As you grow older you search for simplicity. I’m getting older. I’ll soon be forty. That’s old, relatively speaking. Maybe I’m not a simple person, but I can learn, still. Or perhaps I’ve always been a simple soul. Angela has noticed that. That’s why she’s picked me out of ten thousand others.
He put the fourth disc into the CD player and selected the tenth track, his favorite all this last month, or at least ever since the decision was made. The decision. I’m happy with you in my arms, I’m happy with you in my heart, happy when I taste your kiss, I’m happy in love like this. The simple life. Angela had understood. Maybe he would find happiness.
The ballad oozed through the room as he got undressed, happy, baby, come the dark, and suddenly he was in the shower thinking of nothing. He could hear the music through the water, and then the sound of a key as Angela let herself in.
Lars Bergenhem drove over Älvsborg Bridge. The car was rocking in the wind. He was off duty, and when he came to the tunnel he wondered what the hell he was doing there. In the tunnel. In the car. He could be sitting at home, watching his two-year-old daughter as she slept. That’s what he used to do. Ada would sleep, and he would watch. He could be watching Martina cleaning up the kitchen after Ada ’s evening meal. He could be doing the cleaning up himself.
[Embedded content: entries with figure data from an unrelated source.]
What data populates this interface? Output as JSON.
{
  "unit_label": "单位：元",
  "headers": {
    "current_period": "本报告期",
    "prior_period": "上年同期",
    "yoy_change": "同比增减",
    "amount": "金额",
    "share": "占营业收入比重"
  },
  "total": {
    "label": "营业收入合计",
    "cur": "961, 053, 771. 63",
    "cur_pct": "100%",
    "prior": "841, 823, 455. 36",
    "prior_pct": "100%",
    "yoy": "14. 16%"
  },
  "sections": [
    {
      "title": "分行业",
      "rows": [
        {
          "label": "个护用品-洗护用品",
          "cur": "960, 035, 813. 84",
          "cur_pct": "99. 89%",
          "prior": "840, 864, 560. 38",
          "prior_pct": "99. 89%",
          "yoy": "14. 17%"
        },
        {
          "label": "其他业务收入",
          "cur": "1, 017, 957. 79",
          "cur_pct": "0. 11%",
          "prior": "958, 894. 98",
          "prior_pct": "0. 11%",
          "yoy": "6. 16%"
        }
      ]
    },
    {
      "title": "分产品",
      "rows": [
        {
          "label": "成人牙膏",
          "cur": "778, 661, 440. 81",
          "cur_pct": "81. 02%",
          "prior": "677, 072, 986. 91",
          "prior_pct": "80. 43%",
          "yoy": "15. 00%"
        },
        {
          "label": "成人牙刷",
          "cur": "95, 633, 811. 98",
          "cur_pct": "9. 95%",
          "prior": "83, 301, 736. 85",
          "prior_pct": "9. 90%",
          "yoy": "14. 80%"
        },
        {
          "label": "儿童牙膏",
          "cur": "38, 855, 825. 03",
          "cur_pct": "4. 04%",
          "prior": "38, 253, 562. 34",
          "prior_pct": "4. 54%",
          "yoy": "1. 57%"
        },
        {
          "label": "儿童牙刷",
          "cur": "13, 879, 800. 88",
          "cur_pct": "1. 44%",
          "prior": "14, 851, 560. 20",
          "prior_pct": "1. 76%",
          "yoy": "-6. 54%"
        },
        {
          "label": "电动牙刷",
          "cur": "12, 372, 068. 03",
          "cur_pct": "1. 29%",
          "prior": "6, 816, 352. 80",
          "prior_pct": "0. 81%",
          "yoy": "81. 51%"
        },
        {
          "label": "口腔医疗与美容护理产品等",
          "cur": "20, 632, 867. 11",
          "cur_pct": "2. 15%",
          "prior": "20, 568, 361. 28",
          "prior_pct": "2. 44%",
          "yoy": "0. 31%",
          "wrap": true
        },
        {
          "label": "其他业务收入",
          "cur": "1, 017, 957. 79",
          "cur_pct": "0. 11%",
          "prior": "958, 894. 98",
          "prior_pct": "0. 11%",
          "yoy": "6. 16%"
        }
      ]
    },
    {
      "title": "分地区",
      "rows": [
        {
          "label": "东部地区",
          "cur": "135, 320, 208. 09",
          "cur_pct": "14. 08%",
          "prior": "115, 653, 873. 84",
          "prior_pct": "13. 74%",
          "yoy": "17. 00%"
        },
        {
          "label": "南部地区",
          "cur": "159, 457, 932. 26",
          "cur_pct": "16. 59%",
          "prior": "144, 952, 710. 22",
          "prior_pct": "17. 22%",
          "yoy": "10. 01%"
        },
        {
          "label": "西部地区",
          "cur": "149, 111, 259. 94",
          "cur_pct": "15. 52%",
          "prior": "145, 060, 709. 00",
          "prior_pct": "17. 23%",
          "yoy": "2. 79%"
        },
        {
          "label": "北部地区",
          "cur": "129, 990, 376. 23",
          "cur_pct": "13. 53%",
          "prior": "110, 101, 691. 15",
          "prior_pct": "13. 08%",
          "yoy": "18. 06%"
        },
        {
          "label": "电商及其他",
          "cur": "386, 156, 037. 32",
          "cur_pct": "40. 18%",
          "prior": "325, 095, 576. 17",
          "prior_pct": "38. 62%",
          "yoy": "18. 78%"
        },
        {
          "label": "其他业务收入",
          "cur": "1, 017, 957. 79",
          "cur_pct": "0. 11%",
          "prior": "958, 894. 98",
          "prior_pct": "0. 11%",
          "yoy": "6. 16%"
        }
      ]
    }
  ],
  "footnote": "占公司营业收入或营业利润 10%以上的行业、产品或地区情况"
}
It had started the way it always did. A word neither of them understood. After Ada had fallen asleep it was so quiet that he didn’t have the strength to try to find words that wouldn’t make everything worse. He was used to investigations, but this was too much for him. He was a detective, but he wasn’t a detective of love. Didn’t that come from some song or other? “Detective of love?” Elvis Costello? “Watching the Detectives.”
He turned northward when he came to Frölunda Torg, heading back. A drive he’d done before, but not for a long time.